Even if the horror self-parody does get a little old, Craven still makes SCREAM 4 work. Sure, I doubt that many killers lurk out there obsessed with random horror movie trivia…in the same town no less, but who cares. And even if the surprise is gone – we know the killer will end up as a “friend” and there’s a pair of them – it’s still worth another 90 or so minutes to figure out who the killer is. The “surprise” isn’t gone. There’s a reason formulas exist, because when shit works…it works. People still watch the CSI franchise after 783 episodes and counting (seriously, I did the math). Like I said, if it works, it works.

The younger cast of potential victims or killers -- including Emma Roberts (Julia Roberts' niece and Eric Roberts' kid), Rory Culkin (Macaulay’s little brother), and Hayden Panettiere (who is just hot), all do dandy jobs as the next generation. Writer Williamson even injects a little social commentary about the needs and ideals of the Youtube generation as teens live broadcast everything (making Gail seem old) and they hope to get famous for doing nothing. Hey, at least the movie has something to say. But people, myself included, don’t watch SCREAM for social commentary.

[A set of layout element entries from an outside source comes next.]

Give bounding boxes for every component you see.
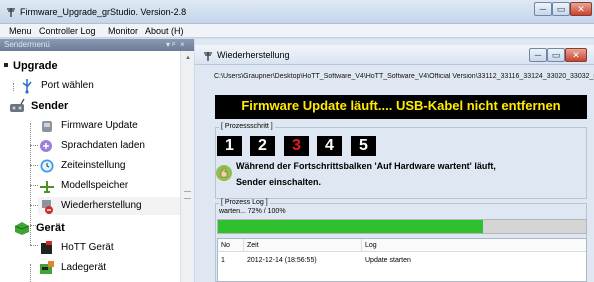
child-maximize-button[interactable]: ▭ [547, 48, 565, 62]
window-titlebar: Firmware_Upgrade_grStudio. Version-2.8 ─… [0, 0, 594, 24]
clock-icon [38, 158, 56, 174]
tree-item-zeiteinstellung[interactable]: Zeiteinstellung [38, 157, 178, 175]
app-antenna-icon [7, 8, 15, 17]
menu-item-about[interactable]: About (H) [145, 26, 184, 36]
scroll-up-icon[interactable]: ▲ [185, 55, 191, 61]
firmware-path: C:\Users\Graupner\Desktop\HoTT_Software_… [214, 73, 594, 80]
tree-item-geraet[interactable]: Gerät [13, 219, 178, 237]
log-cell-no: 1 [221, 257, 225, 264]
model-memory-icon [38, 178, 56, 194]
sidebar-scrollbar[interactable]: ▲ [180, 51, 194, 282]
child-minimize-button[interactable]: ─ [529, 48, 547, 62]
device-icon [13, 220, 31, 236]
tree-item-ladegeraet[interactable]: Ladegerät [38, 259, 178, 277]
minimize-button[interactable]: ─ [534, 2, 552, 16]
step-5: 5 [351, 136, 376, 156]
sidebar-close-icon[interactable]: × [180, 40, 185, 49]
voice-data-icon [38, 138, 56, 154]
instruction-line-1: Während der Fortschrittsbalken 'Auf Hard… [236, 161, 496, 171]
tree-item-upgrade[interactable]: Upgrade [4, 57, 174, 75]
child-close-button[interactable]: ✕ [565, 48, 587, 62]
sidebar-header-title: Sendermenü [4, 40, 50, 49]
tree-item-wiederherstellung[interactable]: Wiederherstellung [38, 197, 180, 215]
instruction-line-2: Sender einschalten. [236, 177, 322, 187]
tree-item-sprachdaten-laden[interactable]: Sprachdaten laden [38, 137, 178, 155]
progress-label: warten... 72% / 100% [219, 208, 286, 215]
log-cell-message: Update starten [365, 257, 411, 264]
maximize-button[interactable]: ▭ [552, 2, 570, 16]
menu-bar: Menu Controller Log Monitor About (H) [0, 24, 594, 38]
pin-icon[interactable]: ▾ ᵖ [166, 40, 175, 49]
sidebar: Sendermenü ▾ ᵖ × ▲ Upgrade Port wählen S… [0, 39, 194, 282]
col-header-log[interactable]: Log [362, 239, 586, 252]
sidebar-header: Sendermenü ▾ ᵖ × [0, 39, 194, 51]
tree-item-sender[interactable]: Sender [8, 97, 178, 115]
tree-item-hott-geraet[interactable]: HoTT Gerät [38, 239, 178, 257]
log-cell-time: 2012-12-14 (18:56:55) [247, 257, 317, 264]
app-antenna-icon [204, 52, 212, 61]
progress-bar [217, 219, 587, 234]
restore-icon [38, 198, 56, 214]
process-step-legend: [ Prozessschritt ] [219, 123, 275, 130]
charger-icon [38, 260, 56, 276]
col-header-no[interactable]: No [218, 239, 244, 252]
restore-child-window: Wiederherstellung ─ ▭ ✕ C:\Users\Graupne… [195, 39, 594, 282]
tree-item-firmware-update[interactable]: Firmware Update [38, 117, 178, 135]
tree-item-modellspeicher[interactable]: Modellspeicher [38, 177, 178, 195]
step-3: 3 [284, 136, 309, 156]
hand-info-icon [216, 165, 232, 181]
menu-item-menu[interactable]: Menu [9, 26, 32, 36]
col-header-zeit[interactable]: Zeit [244, 239, 362, 252]
bullet-icon [4, 58, 10, 74]
close-button[interactable]: ✕ [570, 2, 592, 16]
menu-item-controller-log[interactable]: Controller Log [39, 26, 96, 36]
usb-icon [18, 78, 36, 94]
status-banner-text: Firmware Update läuft.... USB-Kabel nich… [241, 98, 561, 113]
status-banner: Firmware Update läuft.... USB-Kabel nich… [215, 95, 587, 119]
firmware-icon [38, 118, 56, 134]
transmitter-icon [8, 98, 26, 114]
step-2: 2 [250, 136, 275, 156]
hott-device-icon [38, 240, 56, 256]
menu-item-monitor[interactable]: Monitor [108, 26, 138, 36]
child-title: Wiederherstellung [217, 50, 290, 60]
scroll-grip[interactable] [184, 191, 191, 199]
tree-item-port-waehlen[interactable]: Port wählen [18, 77, 178, 95]
child-titlebar: Wiederherstellung ─ ▭ ✕ [195, 45, 594, 65]
process-log-legend: [ Prozess Log ] [219, 199, 270, 206]
step-1: 1 [217, 136, 242, 156]
step-4: 4 [317, 136, 342, 156]
log-table: No Zeit Log 1 2012-12-14 (18:56:55) Upda… [217, 238, 587, 282]
window-title: Firmware_Upgrade_grStudio. Version-2.8 [20, 7, 187, 17]
progress-fill [218, 220, 483, 233]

Something SCREAM always managed to impress came from the surprising amount of blood and gore. For whatever reason, I tend to think PG-13 when I think of the franchise. No idea why. But Craven never shies away from a good old fashioned stabbing, spilling the guts of a victim, or painting a room in blood. Some scenes play routinely brutal, but the most painful comes when one of the killers (no spoiler) decides to stage a crime scene and use a victim’s dead hand to gouge their own face and rip a serious chunk of hair out. It doesn’t sound too bad typed out, but on screen, ouch, man, ouch.  

In many ways, I’m glad Wes Craven’s final film ended up SCREAM 4. It’s not his best work. It’s not the best SCREAM. But it completed a chapter, and he went out with some quality scares, a lot of blood, hot victims, and a pop culture killer with a giant knife. Not a bad final act.